Listed Australian firm Slater and Gordon has reduced headcount by around 16% in the UK as it continues with its reorganisation, the company revealed today.  

The firm’s annual report, posted on the Australian stock exchange this morning, confirmed it has 3,310 employees in this country across 25 locations, compared with 3,950 people employed at 28 locations at this point last year.

Slater and Gordon is in the midst of a major restructure of the business and has confirmed that office closures and reorganisations will be completed by the first quarter of 2017.

But the company has been reluctant to say how staff numbers will be affected by the changes. Today’s report is the first notification of the scale of the reduction in posts.

A spokeswoman for the firm said it had reduced numbers where there are duplicated roles in the business, but she stressed Slater and Gordon is hiring in areas such as family, serious injuries and business legal services.

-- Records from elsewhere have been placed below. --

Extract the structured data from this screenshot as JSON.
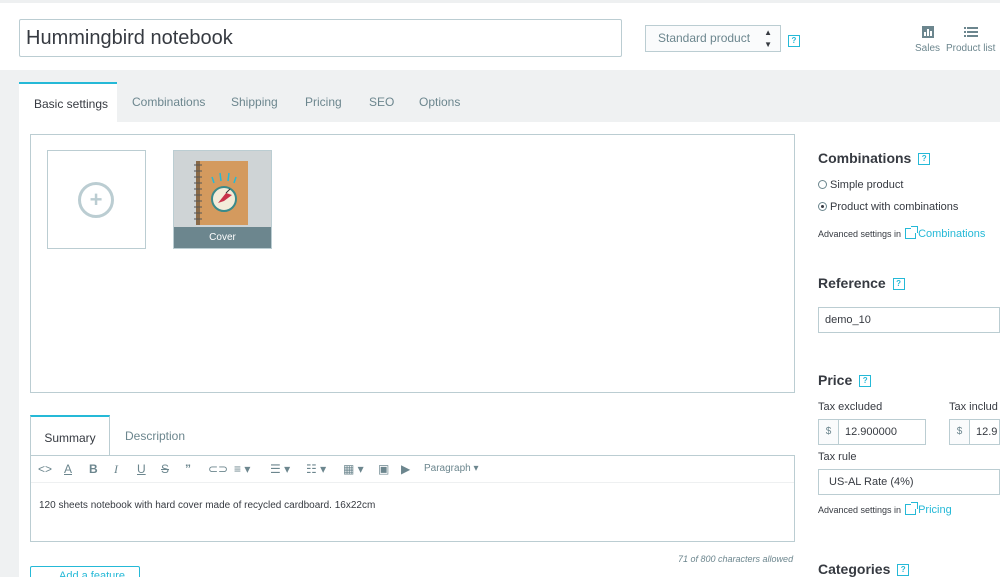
{
  "header": {
    "product_name": "Hummingbird notebook",
    "product_type": "Standard product",
    "help_icon": "help-icon",
    "actions": [
      {
        "label": "Sales",
        "icon": "bar-chart-icon"
      },
      {
        "label": "Product list",
        "icon": "list-icon"
      }
    ]
  },
  "tabs": [
    "Basic settings",
    "Combinations",
    "Shipping",
    "Pricing",
    "SEO",
    "Options"
  ],
  "images": {
    "cover_label": "Cover"
  },
  "editor": {
    "tabs": [
      "Summary",
      "Description"
    ],
    "paragraph_label": "Paragraph",
    "summary_text": "120 sheets notebook with hard cover made of recycled cardboard. 16x22cm",
    "char_count": "71 of 800 characters allowed",
    "add_feature_label": "Add a feature"
  },
  "side": {
    "combinations": {
      "heading": "Combinations",
      "options": [
        "Simple product",
        "Product with combinations"
      ],
      "selected": 1,
      "advanced_prefix": "Advanced settings in",
      "advanced_link": "Combinations"
    },
    "reference": {
      "heading": "Reference",
      "value": "demo_10"
    },
    "price": {
      "heading": "Price",
      "tax_excluded_label": "Tax excluded",
      "tax_included_label": "Tax includ",
      "currency": "$",
      "tax_excluded_value": "12.900000",
      "tax_included_value": "12.9",
      "tax_rule_label": "Tax rule",
      "tax_rule_value": "US-AL Rate (4%)",
      "advanced_prefix": "Advanced settings in",
      "advanced_link": "Pricing"
    },
    "categories": {
      "heading": "Categories"
    }
  },
  "colors": {
    "accent": "#25b9d7",
    "border": "#bbcdd2",
    "text": "#363a41",
    "muted": "#6c868e",
    "background": "#eff1f2"
  }
}
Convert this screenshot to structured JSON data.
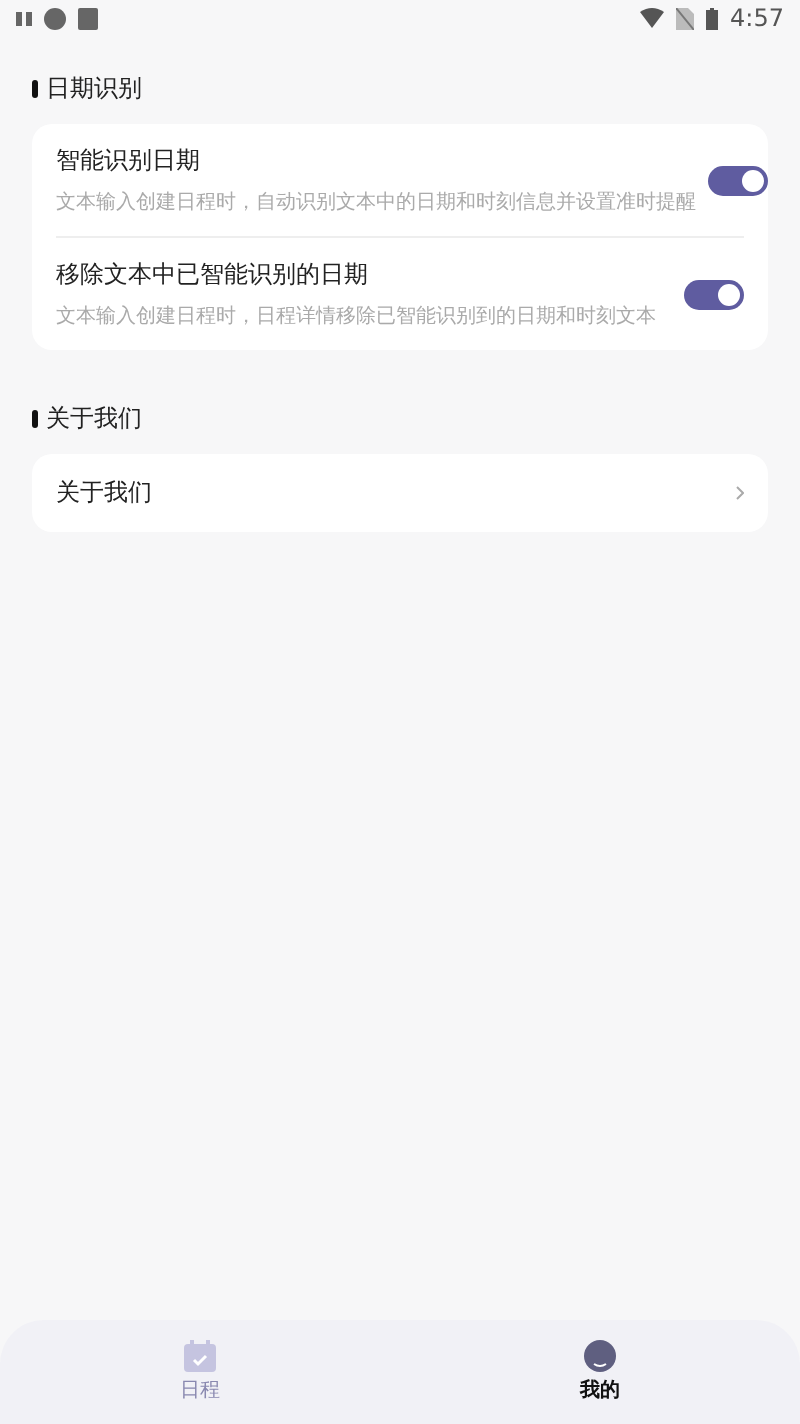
{
  "status_bar": {
    "time": "4:57"
  },
  "sections": [
    {
      "title": "日期识别",
      "items": [
        {
          "kind": "toggle",
          "label": "智能识别日期",
          "description": "文本输入创建日程时，自动识别文本中的日期和时刻信息并设置准时提醒",
          "on": true
        },
        {
          "kind": "toggle",
          "label": "移除文本中已智能识别的日期",
          "description": "文本输入创建日程时，日程详情移除已智能识别到的日期和时刻文本",
          "on": true
        }
      ]
    },
    {
      "title": "关于我们",
      "items": [
        {
          "kind": "link",
          "label": "关于我们"
        }
      ]
    }
  ],
  "tabs": [
    {
      "label": "日程",
      "selected": false
    },
    {
      "label": "我的",
      "selected": true
    }
  ]
}
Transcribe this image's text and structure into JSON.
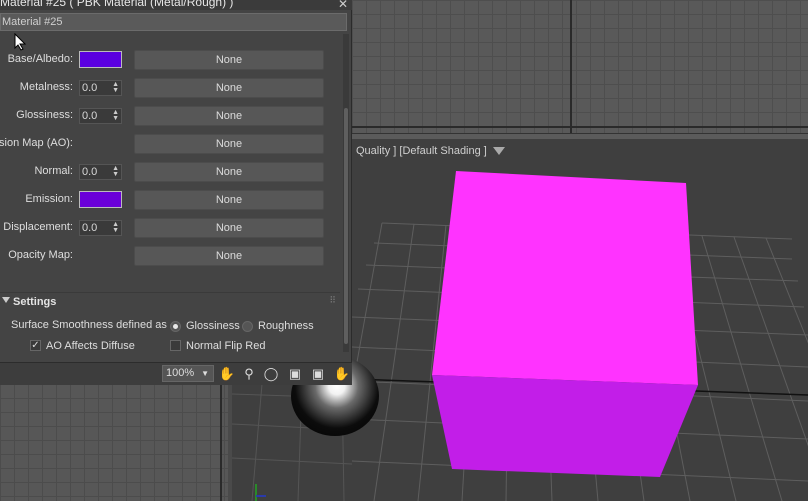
{
  "dialog": {
    "title": "Material #25  ( PBK Material (Metal/Rough) )",
    "material_name": "Material #25",
    "close_glyph": "✕"
  },
  "params": [
    {
      "label": "Base/Albedo:",
      "control": "swatch",
      "color": "#5a00e0",
      "map": "None"
    },
    {
      "label": "Metalness:",
      "control": "spinner",
      "value": "0.0",
      "map": "None"
    },
    {
      "label": "Glossiness:",
      "control": "spinner",
      "value": "0.0",
      "map": "None"
    },
    {
      "label": "Occlusion Map (AO):",
      "control": "none",
      "map": "None"
    },
    {
      "label": "Normal:",
      "control": "spinner",
      "value": "0.0",
      "map": "None"
    },
    {
      "label": "Emission:",
      "control": "swatch",
      "color": "#6a00d8",
      "map": "None"
    },
    {
      "label": "Displacement:",
      "control": "spinner",
      "value": "0.0",
      "map": "None"
    },
    {
      "label": "Opacity Map:",
      "control": "none",
      "map": "None"
    }
  ],
  "settings": {
    "title": "Settings",
    "smoothness_label": "Surface Smoothness defined as",
    "option_glossiness": "Glossiness",
    "option_roughness": "Roughness",
    "selected": "Glossiness",
    "ao_affects_diffuse": "AO Affects Diffuse",
    "ao_checked": true,
    "normal_flip_red": "Normal Flip Red",
    "flip_checked": false
  },
  "toolbar": {
    "zoom": "100%",
    "tools": [
      "pan-hand-icon",
      "zoom-icon",
      "zoom-region-icon",
      "zoom-extents-icon",
      "zoom-extents-selected-icon",
      "pan-view-icon"
    ]
  },
  "viewport": {
    "label": "Quality ] [Default Shading ]",
    "cube_color_front": "#ff33ff",
    "cube_color_side": "#c21ee8"
  }
}
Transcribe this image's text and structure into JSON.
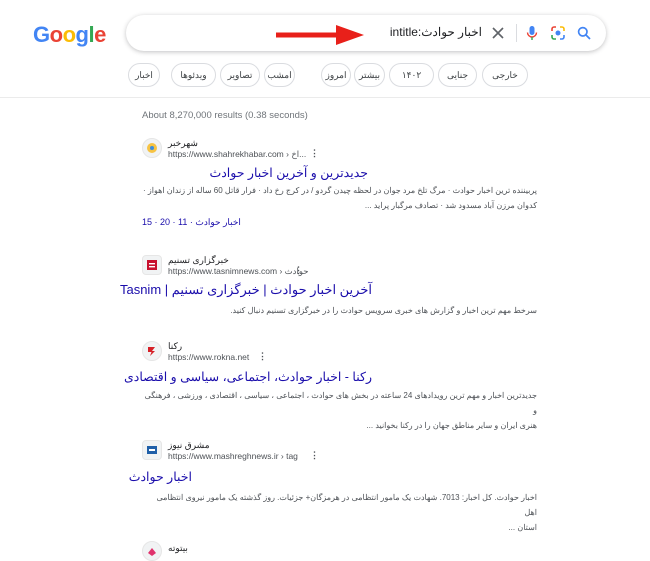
{
  "logo": {
    "letters": [
      "G",
      "o",
      "o",
      "g",
      "l",
      "e"
    ],
    "colors": [
      "#4285F4",
      "#EA4335",
      "#FBBC05",
      "#4285F4",
      "#34A853",
      "#EA4335"
    ]
  },
  "search": {
    "query": "intitle:اخبار حوادث"
  },
  "filters": [
    "خارجی",
    "جنایی",
    "۱۴۰۲",
    "بیشتر",
    "امروز",
    "امشب",
    "تصاویر",
    "ویدئوها",
    "اخبار"
  ],
  "stats": "About 8,270,000 results (0.38 seconds)",
  "results": [
    {
      "site": "شهرخبر",
      "url": "https://www.shahrekhabar.com › اخ...",
      "title": "جدیدترین و آخرین اخبار حوادث",
      "snippet_line1": "پربیننده ترین اخبار حوادث · مرگ تلخ مرد جوان در لحظه چیدن گردو / در کرج رخ داد · فرار قاتل 60 ساله از زندان اهواز ·",
      "snippet_line2": "کدوان مرزن آباد مسدود شد · تصادف مرگبار پراید ...",
      "links": "اخبار حوادث · 11 · 20 · 15"
    },
    {
      "site": "خبرگزاری تسنیم",
      "url": "https://www.tasnimnews.com › حوادث",
      "title": "آخرین اخبار حوادث | خبرگزاری تسنیم | Tasnim",
      "snippet_line1": "سرخط مهم ترین اخبار و گزارش های خبری سرویس حوادث را در خبرگزاری تسنیم دنبال کنید.",
      "snippet_line2": ""
    },
    {
      "site": "رکنا",
      "url": "https://www.rokna.net",
      "title": "رکنا - اخبار حوادث، اجتماعی، سیاسی و اقتصادی",
      "snippet_line1": "جدیدترین اخبار و مهم ترین رویدادهای 24 ساعته در بخش های حوادث ، اجتماعی ، سیاسی ، اقتصادی ، ورزشی ، فرهنگی و",
      "snippet_line2": "هنری ایران و سایر مناطق جهان را در رکنا بخوانید ..."
    },
    {
      "site": "مشرق نیوز",
      "url": "https://www.mashreghnews.ir › tag",
      "title": "اخبار حوادث",
      "snippet_line1": "اخبار حوادث. کل اخبار: 7013. شهادت یک مامور انتظامی در هرمزگان+ جزئیات. روز گذشته یک مامور نیروی انتظامی اهل",
      "snippet_line2": "استان ..."
    },
    {
      "site": "بیتوته",
      "url": "",
      "title": "",
      "snippet_line1": "",
      "snippet_line2": ""
    }
  ]
}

The UK reorganisation was announced after a year in which the group reported net losses of more than A$1bn (around £600m) and underperformance in the UK, particularly in relation to personal injury and noise-induced hearing loss claims.

The annual report for the year ending June 2016 reveals that the value of work in progress decreased by A$89.2m (£53m), of which just under half is due to a decline in case volumes in the Australian and UK practices and the resolution of acquired work.

From next year the company, which purports to be the biggest consumer law firm in the country, will operate three specialised legal services divisions across the UK.

‘In the UK, performance in the first half of FY16 was significantly below expectations and a performance improvement programme was commenced,’ said group chair John Skippen.

‘This has involved ceasing operations in some locations and resizing the workforce. This component of the performance improvement programme will be substantially completed by early 2017.’

In 2015, the personal injury business Slater Gordon Solutions, which took on the acquired professional services division of Quindell, accounted for 6% of the group’s A$627.3m (£375m) income. That proportion has jumped to 50% of the group’s A$908m (£543m) turnover for 2016.

The Australian element of the business accounted for half the group’s turnover in 2016: today it accounts for 26%.

The company says its UK business has established a £300m annual turnover, which would place it comfortably in the top 20 firms in the country on revenue alone.

Total benefits paid to non-executive directors increased from around £282,000 to £434,000. Skippen’s total fees and benefits rose around 50% to £144,000.

The report notes that fees were increased in July 2015 to reflect the ‘additional workload and complexity arising from the SGS acquisition’.

The full-year remuneration for managing director Andrew Grech fell slightly from £393,000 to £381,000. The report shows Grech holds 40,000 shares in the company, which fell in intrinsic value from £85,000 in June 2015 to around £9,000 in June 2016.